"Theres Nothing New to Say About Mascara..."

I am so perfect, so divine, so etheral, so surreal, I cannot be comprehended except by my permission -nikki g.

Thursday, May 01, 2008

Summer Summer Summertime...

He always said if I put weave in my hair I'd see what would happen. Maybe this is that "what would happen" that he promised me.

The past year or so of my life has gone by fairly undocumented so let's start with a story that marks the beginning of the end.

We met, intentions were purely carnal and extremely unattached (me, coming from a laborious and exhausting 2 year long fiasco of a relationship or whatever you'd like to call it, this was only appropriate). It was the newness that attracted me. I loved it, I basked in it. It was new and it was amazing and I could care less about it. Then we evolved and he snowballed into my beautiful surprise. There were feelings exchanged, fun times shared, bodies explored, memories made. We were inseperable and we belonged to each other. That still moment in time where we were perfectly engulfed in the newness and amazingness of each other quickly dissolved. And we allowed the others to invade our secure fortress. There were first the girls and then I brought in the boys and we all lived together in a pink and green house with small windows and doors but we were so squished in the tiny pink and green house that some of us had to go. I suppose that was my cue to exit stage left and take my dirty boys with me. And then the newness stopped. And my perfect lover became perfectly over me and that, for some odd reason, was perfectly fine.

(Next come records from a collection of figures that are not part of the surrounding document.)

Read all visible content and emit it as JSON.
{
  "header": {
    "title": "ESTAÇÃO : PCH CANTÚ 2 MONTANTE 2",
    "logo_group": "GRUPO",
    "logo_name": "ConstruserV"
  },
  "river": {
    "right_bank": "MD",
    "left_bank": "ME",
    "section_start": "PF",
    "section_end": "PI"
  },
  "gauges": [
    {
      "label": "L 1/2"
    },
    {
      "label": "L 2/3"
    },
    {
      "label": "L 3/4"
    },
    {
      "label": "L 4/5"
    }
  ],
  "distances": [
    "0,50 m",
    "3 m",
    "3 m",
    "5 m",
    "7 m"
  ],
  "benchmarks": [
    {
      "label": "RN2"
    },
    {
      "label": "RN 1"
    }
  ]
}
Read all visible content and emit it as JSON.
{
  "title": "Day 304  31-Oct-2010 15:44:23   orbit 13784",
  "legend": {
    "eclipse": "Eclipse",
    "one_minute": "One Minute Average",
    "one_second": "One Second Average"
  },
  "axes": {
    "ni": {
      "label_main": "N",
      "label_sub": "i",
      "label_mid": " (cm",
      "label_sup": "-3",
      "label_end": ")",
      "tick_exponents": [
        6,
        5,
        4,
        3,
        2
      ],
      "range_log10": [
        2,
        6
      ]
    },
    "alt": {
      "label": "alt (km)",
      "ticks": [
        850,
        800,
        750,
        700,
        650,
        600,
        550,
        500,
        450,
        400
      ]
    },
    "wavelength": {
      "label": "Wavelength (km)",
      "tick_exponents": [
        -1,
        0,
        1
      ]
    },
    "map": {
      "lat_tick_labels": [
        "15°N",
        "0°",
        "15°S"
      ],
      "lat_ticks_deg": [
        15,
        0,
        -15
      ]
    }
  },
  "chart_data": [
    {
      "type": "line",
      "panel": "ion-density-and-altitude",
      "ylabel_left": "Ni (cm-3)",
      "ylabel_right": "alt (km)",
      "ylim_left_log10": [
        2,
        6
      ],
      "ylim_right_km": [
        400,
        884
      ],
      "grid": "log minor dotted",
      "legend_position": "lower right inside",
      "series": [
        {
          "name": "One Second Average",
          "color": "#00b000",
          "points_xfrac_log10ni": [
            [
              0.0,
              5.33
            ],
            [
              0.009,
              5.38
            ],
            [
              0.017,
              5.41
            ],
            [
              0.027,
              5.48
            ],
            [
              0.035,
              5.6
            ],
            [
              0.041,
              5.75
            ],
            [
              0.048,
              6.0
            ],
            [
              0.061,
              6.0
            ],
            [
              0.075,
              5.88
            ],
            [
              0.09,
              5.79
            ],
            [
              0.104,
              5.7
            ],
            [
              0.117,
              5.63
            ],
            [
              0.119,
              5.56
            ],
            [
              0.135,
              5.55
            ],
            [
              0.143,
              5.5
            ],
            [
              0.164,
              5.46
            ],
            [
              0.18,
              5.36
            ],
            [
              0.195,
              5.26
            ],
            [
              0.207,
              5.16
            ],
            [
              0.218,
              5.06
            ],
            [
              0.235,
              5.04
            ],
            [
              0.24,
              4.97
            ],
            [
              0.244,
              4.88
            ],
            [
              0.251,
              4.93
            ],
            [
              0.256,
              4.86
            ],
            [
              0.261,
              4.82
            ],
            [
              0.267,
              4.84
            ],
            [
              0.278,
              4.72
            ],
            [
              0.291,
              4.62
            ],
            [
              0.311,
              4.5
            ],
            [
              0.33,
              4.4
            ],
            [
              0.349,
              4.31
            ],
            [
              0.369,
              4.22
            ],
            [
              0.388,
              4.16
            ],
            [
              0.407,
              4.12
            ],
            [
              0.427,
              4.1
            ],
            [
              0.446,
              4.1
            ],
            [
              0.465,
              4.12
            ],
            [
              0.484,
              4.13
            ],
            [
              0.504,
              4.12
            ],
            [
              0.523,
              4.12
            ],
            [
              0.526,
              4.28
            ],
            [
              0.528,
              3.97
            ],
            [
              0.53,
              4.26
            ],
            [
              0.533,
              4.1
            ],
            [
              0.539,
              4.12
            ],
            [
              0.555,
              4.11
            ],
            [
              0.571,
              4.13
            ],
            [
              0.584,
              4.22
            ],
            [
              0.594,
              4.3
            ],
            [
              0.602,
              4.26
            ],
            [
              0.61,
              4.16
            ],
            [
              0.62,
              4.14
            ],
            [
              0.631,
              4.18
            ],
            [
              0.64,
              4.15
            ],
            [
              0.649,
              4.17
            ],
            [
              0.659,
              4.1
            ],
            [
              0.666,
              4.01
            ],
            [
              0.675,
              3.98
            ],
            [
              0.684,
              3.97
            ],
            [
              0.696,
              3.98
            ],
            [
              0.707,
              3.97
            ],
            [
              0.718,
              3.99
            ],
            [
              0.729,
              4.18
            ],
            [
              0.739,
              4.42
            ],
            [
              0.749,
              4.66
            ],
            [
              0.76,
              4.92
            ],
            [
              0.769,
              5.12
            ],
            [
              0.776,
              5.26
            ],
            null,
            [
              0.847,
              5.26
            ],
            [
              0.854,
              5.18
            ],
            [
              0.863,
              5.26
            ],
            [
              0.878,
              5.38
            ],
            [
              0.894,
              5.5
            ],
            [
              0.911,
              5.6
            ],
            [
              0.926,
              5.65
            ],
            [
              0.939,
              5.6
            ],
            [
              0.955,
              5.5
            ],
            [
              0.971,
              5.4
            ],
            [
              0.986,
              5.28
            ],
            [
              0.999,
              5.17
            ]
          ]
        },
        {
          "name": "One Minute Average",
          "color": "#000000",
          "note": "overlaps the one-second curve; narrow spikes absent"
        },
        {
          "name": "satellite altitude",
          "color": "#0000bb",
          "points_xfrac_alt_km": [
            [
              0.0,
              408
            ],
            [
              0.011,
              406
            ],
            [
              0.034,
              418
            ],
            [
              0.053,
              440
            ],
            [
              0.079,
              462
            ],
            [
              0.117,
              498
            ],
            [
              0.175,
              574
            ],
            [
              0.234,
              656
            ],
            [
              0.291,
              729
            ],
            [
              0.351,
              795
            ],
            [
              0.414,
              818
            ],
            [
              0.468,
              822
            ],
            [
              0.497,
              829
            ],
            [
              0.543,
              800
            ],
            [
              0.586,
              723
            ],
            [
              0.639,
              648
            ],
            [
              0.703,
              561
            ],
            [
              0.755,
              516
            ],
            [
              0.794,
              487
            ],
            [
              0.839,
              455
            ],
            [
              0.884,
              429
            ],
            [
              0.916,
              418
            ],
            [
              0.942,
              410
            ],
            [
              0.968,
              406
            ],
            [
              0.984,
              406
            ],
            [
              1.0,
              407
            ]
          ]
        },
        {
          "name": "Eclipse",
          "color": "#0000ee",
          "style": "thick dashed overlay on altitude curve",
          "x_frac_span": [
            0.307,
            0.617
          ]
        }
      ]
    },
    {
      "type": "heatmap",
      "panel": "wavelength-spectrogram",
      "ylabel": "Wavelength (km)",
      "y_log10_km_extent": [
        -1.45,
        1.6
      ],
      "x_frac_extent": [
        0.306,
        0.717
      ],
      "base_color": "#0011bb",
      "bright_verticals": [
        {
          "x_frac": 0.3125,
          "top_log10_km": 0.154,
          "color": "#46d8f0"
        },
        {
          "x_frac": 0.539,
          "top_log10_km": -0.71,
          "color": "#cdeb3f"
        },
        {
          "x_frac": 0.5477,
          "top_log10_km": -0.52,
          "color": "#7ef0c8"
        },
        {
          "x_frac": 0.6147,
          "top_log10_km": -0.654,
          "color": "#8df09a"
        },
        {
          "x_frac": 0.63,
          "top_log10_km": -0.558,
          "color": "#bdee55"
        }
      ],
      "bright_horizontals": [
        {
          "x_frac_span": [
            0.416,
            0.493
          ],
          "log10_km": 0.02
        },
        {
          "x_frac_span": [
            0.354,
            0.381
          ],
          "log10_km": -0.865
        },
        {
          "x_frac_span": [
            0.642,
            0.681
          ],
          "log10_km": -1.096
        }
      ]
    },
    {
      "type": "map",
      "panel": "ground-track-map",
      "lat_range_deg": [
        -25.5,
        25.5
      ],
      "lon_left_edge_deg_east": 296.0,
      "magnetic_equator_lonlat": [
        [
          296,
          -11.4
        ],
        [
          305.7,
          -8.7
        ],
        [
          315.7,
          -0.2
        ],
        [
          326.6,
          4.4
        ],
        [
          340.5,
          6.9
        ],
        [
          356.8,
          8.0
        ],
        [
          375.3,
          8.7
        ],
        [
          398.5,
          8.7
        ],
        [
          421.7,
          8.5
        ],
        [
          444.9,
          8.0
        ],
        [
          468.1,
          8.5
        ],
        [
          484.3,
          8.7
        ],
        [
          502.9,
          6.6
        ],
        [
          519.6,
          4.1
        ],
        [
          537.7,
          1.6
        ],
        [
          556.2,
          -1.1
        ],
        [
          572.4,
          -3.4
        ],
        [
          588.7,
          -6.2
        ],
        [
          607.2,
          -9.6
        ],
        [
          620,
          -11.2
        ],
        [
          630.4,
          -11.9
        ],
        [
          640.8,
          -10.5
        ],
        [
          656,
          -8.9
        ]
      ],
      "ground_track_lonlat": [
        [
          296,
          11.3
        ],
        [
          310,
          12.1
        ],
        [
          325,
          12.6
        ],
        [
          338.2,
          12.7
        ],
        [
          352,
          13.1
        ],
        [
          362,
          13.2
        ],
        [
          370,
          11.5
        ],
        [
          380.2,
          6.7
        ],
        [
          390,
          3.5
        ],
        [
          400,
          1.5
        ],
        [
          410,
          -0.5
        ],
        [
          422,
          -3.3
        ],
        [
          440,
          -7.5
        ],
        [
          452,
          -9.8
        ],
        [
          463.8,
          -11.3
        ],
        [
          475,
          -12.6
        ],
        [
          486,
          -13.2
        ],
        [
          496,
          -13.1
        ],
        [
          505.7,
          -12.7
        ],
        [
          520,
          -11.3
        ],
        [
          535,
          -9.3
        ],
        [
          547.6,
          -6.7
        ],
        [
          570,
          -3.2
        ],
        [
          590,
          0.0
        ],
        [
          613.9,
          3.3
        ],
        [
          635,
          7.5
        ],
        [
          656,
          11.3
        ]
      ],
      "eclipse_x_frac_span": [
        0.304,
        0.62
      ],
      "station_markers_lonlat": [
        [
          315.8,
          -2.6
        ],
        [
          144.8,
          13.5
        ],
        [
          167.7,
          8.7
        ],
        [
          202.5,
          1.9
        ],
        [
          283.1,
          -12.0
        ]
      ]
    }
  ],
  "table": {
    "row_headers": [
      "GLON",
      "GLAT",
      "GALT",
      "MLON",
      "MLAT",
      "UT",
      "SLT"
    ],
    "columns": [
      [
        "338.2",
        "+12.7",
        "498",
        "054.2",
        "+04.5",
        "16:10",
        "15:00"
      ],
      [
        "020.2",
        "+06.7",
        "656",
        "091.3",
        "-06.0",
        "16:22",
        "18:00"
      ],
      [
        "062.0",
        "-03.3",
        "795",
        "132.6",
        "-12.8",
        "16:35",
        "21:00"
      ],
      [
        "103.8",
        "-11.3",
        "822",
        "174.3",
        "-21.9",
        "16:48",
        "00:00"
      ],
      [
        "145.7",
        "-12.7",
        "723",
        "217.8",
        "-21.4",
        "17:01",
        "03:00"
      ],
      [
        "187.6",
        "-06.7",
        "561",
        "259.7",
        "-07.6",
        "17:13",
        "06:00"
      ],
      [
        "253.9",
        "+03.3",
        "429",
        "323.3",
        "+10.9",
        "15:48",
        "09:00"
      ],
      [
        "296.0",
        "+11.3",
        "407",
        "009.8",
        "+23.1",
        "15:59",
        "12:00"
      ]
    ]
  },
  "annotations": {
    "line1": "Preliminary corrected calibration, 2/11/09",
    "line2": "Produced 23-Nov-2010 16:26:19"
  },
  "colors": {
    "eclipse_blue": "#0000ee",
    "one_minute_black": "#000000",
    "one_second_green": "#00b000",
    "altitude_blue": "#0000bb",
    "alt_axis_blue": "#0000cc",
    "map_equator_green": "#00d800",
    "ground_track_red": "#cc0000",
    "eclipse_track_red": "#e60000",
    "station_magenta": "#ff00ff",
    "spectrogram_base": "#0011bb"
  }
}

Of course I cried, quite possibly for the sake of crying, quite possibly for the added drama. It would be far too simple to let your old thing that was once new walk away without a tearful goodbye.

I shouldn't have slept over the first night, I shouldn't have answered the calls, I should have been more guarded, I shouldn't have shown my weakness, I shouldn't have allowed him to lie to me and tell me that he was going to take care of me. I shouldn't have slept over the first night, I shouldn't have cared. But I did, and I do love him and I won't stop tonight or tomorrow, maybe in a month or two or seven. I don't drink juice for a reason.

And then I found myself back in the arms of him. Allowing him to wipe every tear that has nothing to do with him and touch every part of a body that does not belong to him (never again). That's what I like to tell myself, but I often doubt the validity of that argument. I am his and he knows it. My seasonal lover greets me this time riding in on a ray of sunshine. Welcome back, it has been a cold winter and we welcome your summertime love.